Jonah is more correct when it comes to a media double standard on race and politics. Ironically, the Clintons felt no such need to pull punches. Hillary’s campaign made an issue of Jeremiah Wright, for instance, after Hillary spent February mostly eating Obama’s dust. Her campaign also circulated the photo of Obama wearing traditional African garb on a trip to Kenya. The result? She won most of the rest of the Democratic primaries and forced Obama to limp to the finish line.
Hillary, though, did not have one obstacle that John McCain faces in this election: the national media. The punditocracy has excoriated McCain for his supposedly racially-divisive campaign even without making Hillary’s arguments again. Somehow, as Jonah notes, they have made William Ayers into a racial issue, even though Ayers is as Caucasian as McCain.
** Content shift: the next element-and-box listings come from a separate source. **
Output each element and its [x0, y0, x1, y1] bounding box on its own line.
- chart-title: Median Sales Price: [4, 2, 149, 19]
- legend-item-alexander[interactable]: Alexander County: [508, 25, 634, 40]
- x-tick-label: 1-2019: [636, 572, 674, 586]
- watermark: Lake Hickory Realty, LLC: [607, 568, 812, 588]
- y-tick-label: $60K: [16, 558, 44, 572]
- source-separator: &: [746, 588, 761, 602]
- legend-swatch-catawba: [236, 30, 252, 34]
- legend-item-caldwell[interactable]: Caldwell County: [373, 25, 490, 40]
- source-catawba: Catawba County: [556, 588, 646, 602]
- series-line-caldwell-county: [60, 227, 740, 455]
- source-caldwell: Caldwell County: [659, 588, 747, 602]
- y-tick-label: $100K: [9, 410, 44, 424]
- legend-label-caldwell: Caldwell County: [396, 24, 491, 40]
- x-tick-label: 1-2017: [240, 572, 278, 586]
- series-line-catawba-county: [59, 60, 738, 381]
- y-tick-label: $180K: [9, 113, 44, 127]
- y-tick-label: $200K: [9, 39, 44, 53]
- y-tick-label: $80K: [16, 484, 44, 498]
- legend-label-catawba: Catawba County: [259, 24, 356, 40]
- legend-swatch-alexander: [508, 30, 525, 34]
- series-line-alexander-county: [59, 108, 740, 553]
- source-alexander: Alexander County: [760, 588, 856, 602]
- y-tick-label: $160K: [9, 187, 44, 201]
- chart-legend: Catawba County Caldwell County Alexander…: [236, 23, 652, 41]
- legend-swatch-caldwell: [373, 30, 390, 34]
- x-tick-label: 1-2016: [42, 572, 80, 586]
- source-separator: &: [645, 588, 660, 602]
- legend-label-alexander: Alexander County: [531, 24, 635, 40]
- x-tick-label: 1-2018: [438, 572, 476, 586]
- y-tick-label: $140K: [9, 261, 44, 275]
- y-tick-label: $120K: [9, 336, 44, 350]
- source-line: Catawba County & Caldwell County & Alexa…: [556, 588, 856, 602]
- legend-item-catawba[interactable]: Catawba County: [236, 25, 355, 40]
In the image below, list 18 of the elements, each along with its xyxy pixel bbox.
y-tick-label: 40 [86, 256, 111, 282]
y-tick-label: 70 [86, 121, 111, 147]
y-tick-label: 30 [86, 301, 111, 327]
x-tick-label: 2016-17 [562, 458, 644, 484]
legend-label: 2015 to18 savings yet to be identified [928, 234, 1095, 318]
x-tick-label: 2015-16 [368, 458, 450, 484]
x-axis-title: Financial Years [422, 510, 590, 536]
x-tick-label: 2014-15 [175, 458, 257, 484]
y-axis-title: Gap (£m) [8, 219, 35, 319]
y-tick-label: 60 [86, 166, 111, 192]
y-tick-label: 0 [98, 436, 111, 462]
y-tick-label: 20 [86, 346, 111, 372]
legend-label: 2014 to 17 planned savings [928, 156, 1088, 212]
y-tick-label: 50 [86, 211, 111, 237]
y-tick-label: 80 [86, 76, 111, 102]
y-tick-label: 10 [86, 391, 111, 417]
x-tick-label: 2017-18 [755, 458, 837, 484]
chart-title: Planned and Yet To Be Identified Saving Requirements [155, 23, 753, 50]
They have passed along without any criticism the rantings of John Lewis, who compared McCain and Palin to George Wallace (the Wall Street Journal being a rare mainstream-media exception).
Meanwhile, Obama has explicitly played the race card a number of times this summer. He personally accused the McCain campaign of racism twice, only stopping when his surrogates managed to do it more effectively, like Kathleen Sebelius and John Lewis. With the exception of one time each by the Washington Post and ABC News (on their blogs), the media did nothing to expose this tactic by Obama and his campaign on these occasions:
So yes, I agree with Jonah that Obama has had an easy ride on the basis of identity politics — but that’s not really the fault of the McCain campaign. Unfortunately, the media has a glaringly obvious double standard on how it treats the two candidates. McCain could ignore this, of course, but he risks the damage that the media can do with the vast majority of voters who don’t bother to work around the media to discover the truth on their own. As Rick Moran notes, the McCarthyite tactic of accusing opponents of latent racism has no rebuttal that works well in mass-media applications. With three weeks to go to the election, McCain has to work within that reality if he expects to win a national election.